I posted about this several times in the forum "Moving Linux Kernel to 5.10" thread. First thought it was something new with the 5.10.x kernel, which I was testing at the time, until I saw it with Pi2 and 5.4.83-v7+ kernel.

It seems this isn't new behaviour with 5.10. Just witnessed it on a Pi2 with "official" stable apt 5.4.83 kernel.

pelwell commented 3 years ago

Have a read through this issue for some history: https://github.com/Hexxeh/rpi-firmware/issues/232

So far it seems like a problem in the CPUs that only appears before the caches are enabled. There is nothing wrong with the code being executed, but sometimes it doesn't work as it should. Code placement might be a factor, otherwise I can think of no explanation why some builds are affected and not others. The fact that the failure is probabilistic rather than guaranteed only makes it harder to diagnose.

antoniosk commented 3 years ago

Hard to diagnose indeed. I am also using a 4GB Pi4 with the official Raspbian Buster and all the updates installed as a secondary desktop without any problem so far.

On my Pi2 B I can confirm that: 1) The problem appears in 1 out of 7 to 9 reboots / cold boots. 2) Only three raspberry images appear on the screen during an unsuccessful boot. 3) Usually CPU1 fails. CPU2 failed only once in one of my Pi2 B. 4) The problem first appeared in December. According to apt history.log the kernel (raspberrypi-kernel:armhf (1.20201126-1, 1.20201201-1)) was updated on 4th of December 2020. Unfortunately the oldest kern.log records refer to beginning of January 2021 (was changed now to cover a longer period).

I can provide any other information i.e. log files etc, should you need it.

clivem commented 3 years ago
[    0.000000] Linux version 5.10.11-v7+ (dom@buildbot) (arm-linux-gnueabihf-gcc-8 (Ubuntu/Linaro 8.4.0-3ubuntu1) 8.4.0, GNU ld (GNU Binutils for Ubuntu) 2.34) #1399 SMP Thu Jan 28 12:06:05 GMT 2021
[    0.000000] OF: fdt: Machine model: Raspberry Pi 2 Model B Rev 1.1
[    1.040915] CPU2: failed to come online
pelwell commented 3 years ago

Oh good. Having just fixed an interesting I2C bug I was looking for another rabbit hole to disappear down.
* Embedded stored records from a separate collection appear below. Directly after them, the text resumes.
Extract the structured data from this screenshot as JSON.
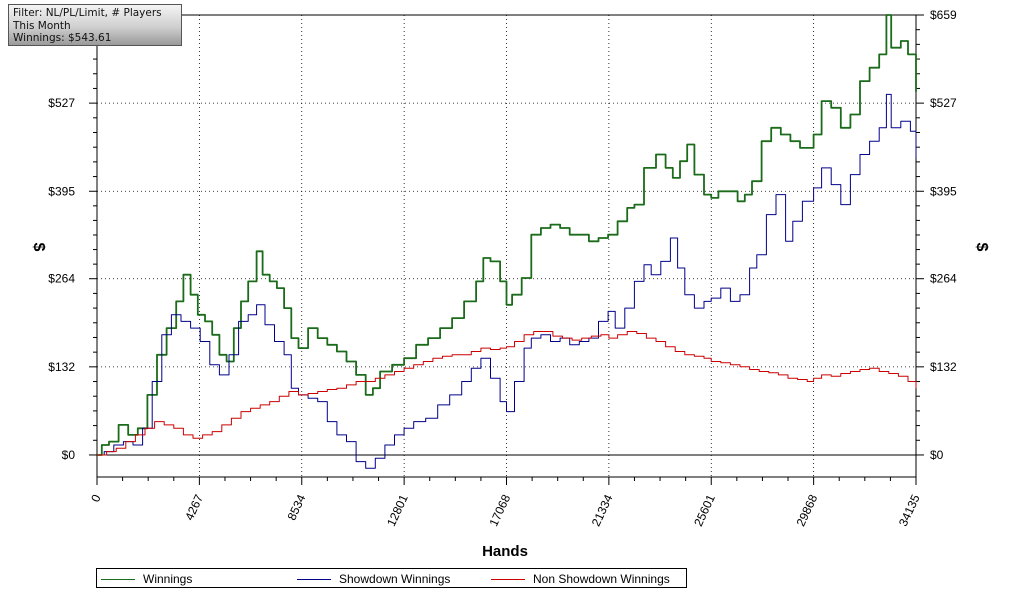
{
  "filter_box": {
    "line1": "Filter: NL/PL/Limit, # Players",
    "line2": "This Month",
    "line3": "Winnings: $543.61"
  },
  "chart_data": {
    "type": "line",
    "xlabel": "Hands",
    "ylabel_left": "$",
    "ylabel_right": "$",
    "xlim": [
      0,
      34135
    ],
    "ylim": [
      -33,
      659
    ],
    "x_ticks": [
      "0",
      "4267",
      "8534",
      "12801",
      "17068",
      "21334",
      "25601",
      "29868",
      "34135"
    ],
    "y_ticks": [
      "$0",
      "$132",
      "$264",
      "$395",
      "$527",
      "$659"
    ],
    "grid": true,
    "legend_position": "bottom",
    "series": [
      {
        "name": "Winnings",
        "color": "#1a6b1a",
        "points": [
          [
            0,
            0
          ],
          [
            200,
            15
          ],
          [
            500,
            20
          ],
          [
            900,
            45
          ],
          [
            1300,
            30
          ],
          [
            1700,
            40
          ],
          [
            2100,
            90
          ],
          [
            2500,
            150
          ],
          [
            2900,
            190
          ],
          [
            3300,
            230
          ],
          [
            3600,
            270
          ],
          [
            3900,
            240
          ],
          [
            4200,
            210
          ],
          [
            4500,
            200
          ],
          [
            4800,
            180
          ],
          [
            5100,
            150
          ],
          [
            5400,
            140
          ],
          [
            5700,
            190
          ],
          [
            6000,
            230
          ],
          [
            6300,
            260
          ],
          [
            6650,
            305
          ],
          [
            6900,
            270
          ],
          [
            7200,
            260
          ],
          [
            7500,
            250
          ],
          [
            7800,
            220
          ],
          [
            8100,
            175
          ],
          [
            8400,
            160
          ],
          [
            8800,
            190
          ],
          [
            9200,
            175
          ],
          [
            9600,
            165
          ],
          [
            10000,
            155
          ],
          [
            10400,
            140
          ],
          [
            10800,
            120
          ],
          [
            11200,
            90
          ],
          [
            11500,
            100
          ],
          [
            11800,
            125
          ],
          [
            12300,
            135
          ],
          [
            12800,
            145
          ],
          [
            13300,
            165
          ],
          [
            13800,
            175
          ],
          [
            14300,
            190
          ],
          [
            14800,
            205
          ],
          [
            15300,
            230
          ],
          [
            15800,
            260
          ],
          [
            16100,
            295
          ],
          [
            16400,
            290
          ],
          [
            16800,
            260
          ],
          [
            17068,
            225
          ],
          [
            17300,
            240
          ],
          [
            17700,
            265
          ],
          [
            18100,
            330
          ],
          [
            18500,
            340
          ],
          [
            18900,
            345
          ],
          [
            19300,
            340
          ],
          [
            19700,
            330
          ],
          [
            20100,
            330
          ],
          [
            20500,
            320
          ],
          [
            20900,
            325
          ],
          [
            21300,
            330
          ],
          [
            21700,
            350
          ],
          [
            22100,
            370
          ],
          [
            22400,
            375
          ],
          [
            22800,
            430
          ],
          [
            23300,
            450
          ],
          [
            23700,
            430
          ],
          [
            24000,
            415
          ],
          [
            24300,
            440
          ],
          [
            24600,
            465
          ],
          [
            24900,
            420
          ],
          [
            25300,
            390
          ],
          [
            25601,
            385
          ],
          [
            25900,
            395
          ],
          [
            26300,
            395
          ],
          [
            26700,
            380
          ],
          [
            27000,
            390
          ],
          [
            27300,
            410
          ],
          [
            27700,
            470
          ],
          [
            28100,
            490
          ],
          [
            28500,
            480
          ],
          [
            28900,
            470
          ],
          [
            29300,
            460
          ],
          [
            29868,
            480
          ],
          [
            30200,
            530
          ],
          [
            30600,
            520
          ],
          [
            31000,
            490
          ],
          [
            31400,
            510
          ],
          [
            31800,
            560
          ],
          [
            32200,
            580
          ],
          [
            32600,
            600
          ],
          [
            32900,
            659
          ],
          [
            33100,
            610
          ],
          [
            33500,
            620
          ],
          [
            33800,
            600
          ],
          [
            34135,
            544
          ]
        ]
      },
      {
        "name": "Showdown Winnings",
        "color": "#00008b",
        "points": [
          [
            0,
            0
          ],
          [
            300,
            5
          ],
          [
            700,
            15
          ],
          [
            1100,
            20
          ],
          [
            1500,
            15
          ],
          [
            1900,
            40
          ],
          [
            2300,
            110
          ],
          [
            2700,
            180
          ],
          [
            3100,
            210
          ],
          [
            3500,
            200
          ],
          [
            3900,
            190
          ],
          [
            4300,
            170
          ],
          [
            4700,
            135
          ],
          [
            5100,
            120
          ],
          [
            5500,
            150
          ],
          [
            5900,
            200
          ],
          [
            6300,
            210
          ],
          [
            6650,
            225
          ],
          [
            7000,
            195
          ],
          [
            7400,
            170
          ],
          [
            7800,
            150
          ],
          [
            8100,
            100
          ],
          [
            8400,
            90
          ],
          [
            8800,
            85
          ],
          [
            9200,
            80
          ],
          [
            9600,
            50
          ],
          [
            10000,
            30
          ],
          [
            10400,
            20
          ],
          [
            10800,
            -10
          ],
          [
            11200,
            -20
          ],
          [
            11600,
            -5
          ],
          [
            12000,
            15
          ],
          [
            12400,
            30
          ],
          [
            12801,
            40
          ],
          [
            13200,
            50
          ],
          [
            13700,
            55
          ],
          [
            14200,
            75
          ],
          [
            14700,
            90
          ],
          [
            15200,
            110
          ],
          [
            15600,
            130
          ],
          [
            16000,
            145
          ],
          [
            16400,
            115
          ],
          [
            16800,
            80
          ],
          [
            17068,
            65
          ],
          [
            17400,
            110
          ],
          [
            17800,
            160
          ],
          [
            18100,
            175
          ],
          [
            18500,
            180
          ],
          [
            18900,
            170
          ],
          [
            19300,
            175
          ],
          [
            19700,
            165
          ],
          [
            20100,
            170
          ],
          [
            20500,
            175
          ],
          [
            20900,
            200
          ],
          [
            21300,
            215
          ],
          [
            21600,
            190
          ],
          [
            22000,
            220
          ],
          [
            22400,
            260
          ],
          [
            22800,
            285
          ],
          [
            23100,
            270
          ],
          [
            23500,
            290
          ],
          [
            23900,
            325
          ],
          [
            24200,
            280
          ],
          [
            24500,
            240
          ],
          [
            24900,
            220
          ],
          [
            25300,
            230
          ],
          [
            25601,
            235
          ],
          [
            26000,
            250
          ],
          [
            26400,
            230
          ],
          [
            26800,
            240
          ],
          [
            27200,
            280
          ],
          [
            27500,
            300
          ],
          [
            27900,
            360
          ],
          [
            28300,
            390
          ],
          [
            28700,
            320
          ],
          [
            29000,
            350
          ],
          [
            29400,
            380
          ],
          [
            29868,
            400
          ],
          [
            30200,
            430
          ],
          [
            30600,
            405
          ],
          [
            31000,
            375
          ],
          [
            31400,
            420
          ],
          [
            31800,
            450
          ],
          [
            32200,
            470
          ],
          [
            32600,
            490
          ],
          [
            32900,
            540
          ],
          [
            33100,
            490
          ],
          [
            33500,
            500
          ],
          [
            33900,
            485
          ],
          [
            34135,
            445
          ]
        ]
      },
      {
        "name": "Non Showdown Winnings",
        "color": "#cc0000",
        "points": [
          [
            0,
            0
          ],
          [
            400,
            5
          ],
          [
            800,
            10
          ],
          [
            1200,
            20
          ],
          [
            1600,
            30
          ],
          [
            2000,
            40
          ],
          [
            2400,
            50
          ],
          [
            2800,
            45
          ],
          [
            3200,
            40
          ],
          [
            3600,
            30
          ],
          [
            4000,
            25
          ],
          [
            4400,
            30
          ],
          [
            4800,
            35
          ],
          [
            5200,
            45
          ],
          [
            5600,
            55
          ],
          [
            6000,
            65
          ],
          [
            6400,
            70
          ],
          [
            6800,
            75
          ],
          [
            7200,
            80
          ],
          [
            7600,
            88
          ],
          [
            8000,
            95
          ],
          [
            8400,
            90
          ],
          [
            8800,
            92
          ],
          [
            9200,
            95
          ],
          [
            9600,
            98
          ],
          [
            10000,
            100
          ],
          [
            10400,
            105
          ],
          [
            10800,
            110
          ],
          [
            11200,
            110
          ],
          [
            11600,
            115
          ],
          [
            12000,
            120
          ],
          [
            12400,
            125
          ],
          [
            12801,
            130
          ],
          [
            13200,
            135
          ],
          [
            13600,
            140
          ],
          [
            14000,
            145
          ],
          [
            14400,
            148
          ],
          [
            14800,
            150
          ],
          [
            15200,
            150
          ],
          [
            15600,
            155
          ],
          [
            16000,
            160
          ],
          [
            16400,
            158
          ],
          [
            16800,
            160
          ],
          [
            17068,
            162
          ],
          [
            17400,
            170
          ],
          [
            17800,
            180
          ],
          [
            18200,
            185
          ],
          [
            18600,
            185
          ],
          [
            19000,
            178
          ],
          [
            19400,
            175
          ],
          [
            19800,
            172
          ],
          [
            20200,
            175
          ],
          [
            20600,
            178
          ],
          [
            21000,
            180
          ],
          [
            21334,
            175
          ],
          [
            21700,
            180
          ],
          [
            22100,
            185
          ],
          [
            22500,
            182
          ],
          [
            22900,
            175
          ],
          [
            23300,
            170
          ],
          [
            23700,
            162
          ],
          [
            24100,
            155
          ],
          [
            24500,
            150
          ],
          [
            24900,
            148
          ],
          [
            25300,
            145
          ],
          [
            25601,
            140
          ],
          [
            26000,
            138
          ],
          [
            26400,
            135
          ],
          [
            26800,
            132
          ],
          [
            27200,
            128
          ],
          [
            27600,
            125
          ],
          [
            28000,
            123
          ],
          [
            28400,
            120
          ],
          [
            28800,
            115
          ],
          [
            29200,
            113
          ],
          [
            29600,
            110
          ],
          [
            29868,
            115
          ],
          [
            30200,
            120
          ],
          [
            30600,
            118
          ],
          [
            31000,
            122
          ],
          [
            31400,
            125
          ],
          [
            31800,
            128
          ],
          [
            32200,
            130
          ],
          [
            32600,
            125
          ],
          [
            33000,
            122
          ],
          [
            33400,
            118
          ],
          [
            33800,
            110
          ],
          [
            34135,
            100
          ]
        ]
      }
    ]
  }
}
antoniosk commented 3 years ago

That's interesting. Updated to kernel 5.10.11-v7+ on Thursday and the freeze problem after boot seems to be fixed. I made around 30 reboots from ssh without issue, but I also noticed the line

Feb 5 13:37:17 PI kernel: [ 1.040913] CPU2: failed to come online in kern.log.

As I am unaware of Raspberry Pi internals such as revision numbers, variants etc that may be relevant to the issue, I am posting some information from /proc/cpuinfo which applies to both devices I own:

Hardware : BCM2835 Revision : a01041 Model : Raspberry Pi 2 Model B Rev 1.1

CPU architecture: 7 CPU variant : 0x0 CPU part : 0xc07 CPU revision : 5

I will repeat the boot test from the console during the weekend checking kern.log for each reboot.
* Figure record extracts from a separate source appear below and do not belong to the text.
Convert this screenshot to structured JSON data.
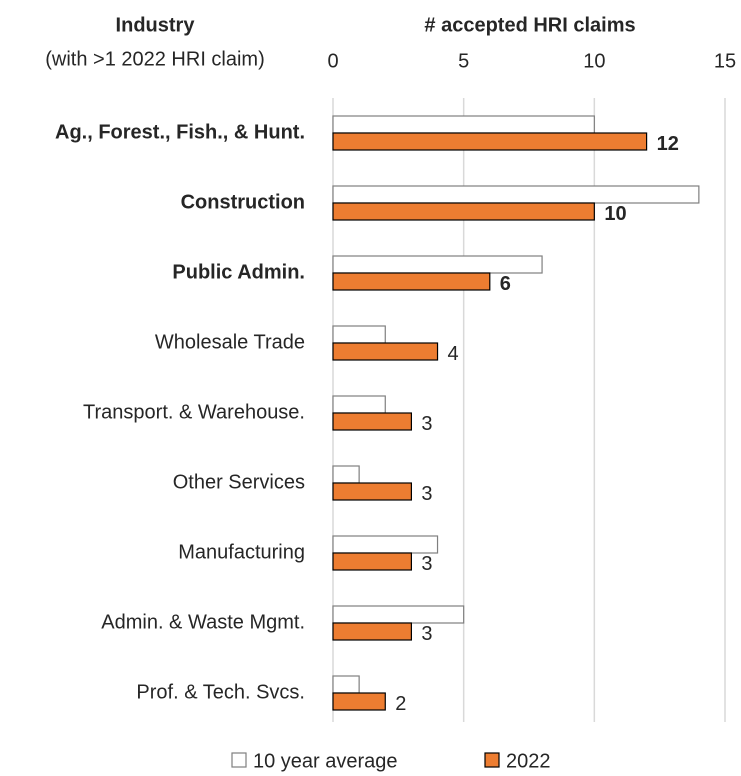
{
  "chart_data": {
    "type": "bar",
    "orientation": "horizontal",
    "title": "# accepted HRI claims",
    "y_axis_title": "Industry",
    "y_axis_subtitle": "(with >1 2022 HRI claim)",
    "categories": [
      "Ag., Forest., Fish., & Hunt.",
      "Construction",
      "Public Admin.",
      "Wholesale Trade",
      "Transport. & Warehouse.",
      "Other Services",
      "Manufacturing",
      "Admin. & Waste Mgmt.",
      "Prof. & Tech. Svcs."
    ],
    "bold": [
      true,
      true,
      true,
      false,
      false,
      false,
      false,
      false,
      false
    ],
    "series": [
      {
        "name": "10 year average",
        "color": "#ffffff",
        "values": [
          10,
          14,
          8,
          2,
          2,
          1,
          4,
          5,
          1
        ]
      },
      {
        "name": "2022",
        "color": "#ed7d31",
        "values": [
          12,
          10,
          6,
          4,
          3,
          3,
          3,
          3,
          2
        ]
      }
    ],
    "xlim": [
      0,
      15
    ],
    "xticks": [
      0,
      5,
      10,
      15
    ],
    "grid": true,
    "legend": "bottom"
  }
}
antoniosk commented 3 years ago

Kernel 5.10.11-v7+ made it harder to reproduce. Here are my results:

1) Appeared in 1 out of 30...50 reboots/cold boots. 2) If CPU1 fails, network and keyboard do not work making the Pi to "freeze". The term "freeze" is not exactly accurate; I assume that the USB hub depends on CPU1 and if CPU1 is down, the hub does not work. 3) If CPU2 fails, the USB hub (network and keyboard) works and /proc/cpuinfo reports only the 3 working cores 0, 1 and 3. 4) Only CPU1 or CPU2 failed during my tests.

As a workaround for (2) and based on (3), I use a small shell script to check the number CPU cores on /proc/cpuinfo on every boot. If this number is less than 4, the script reboots the Pi.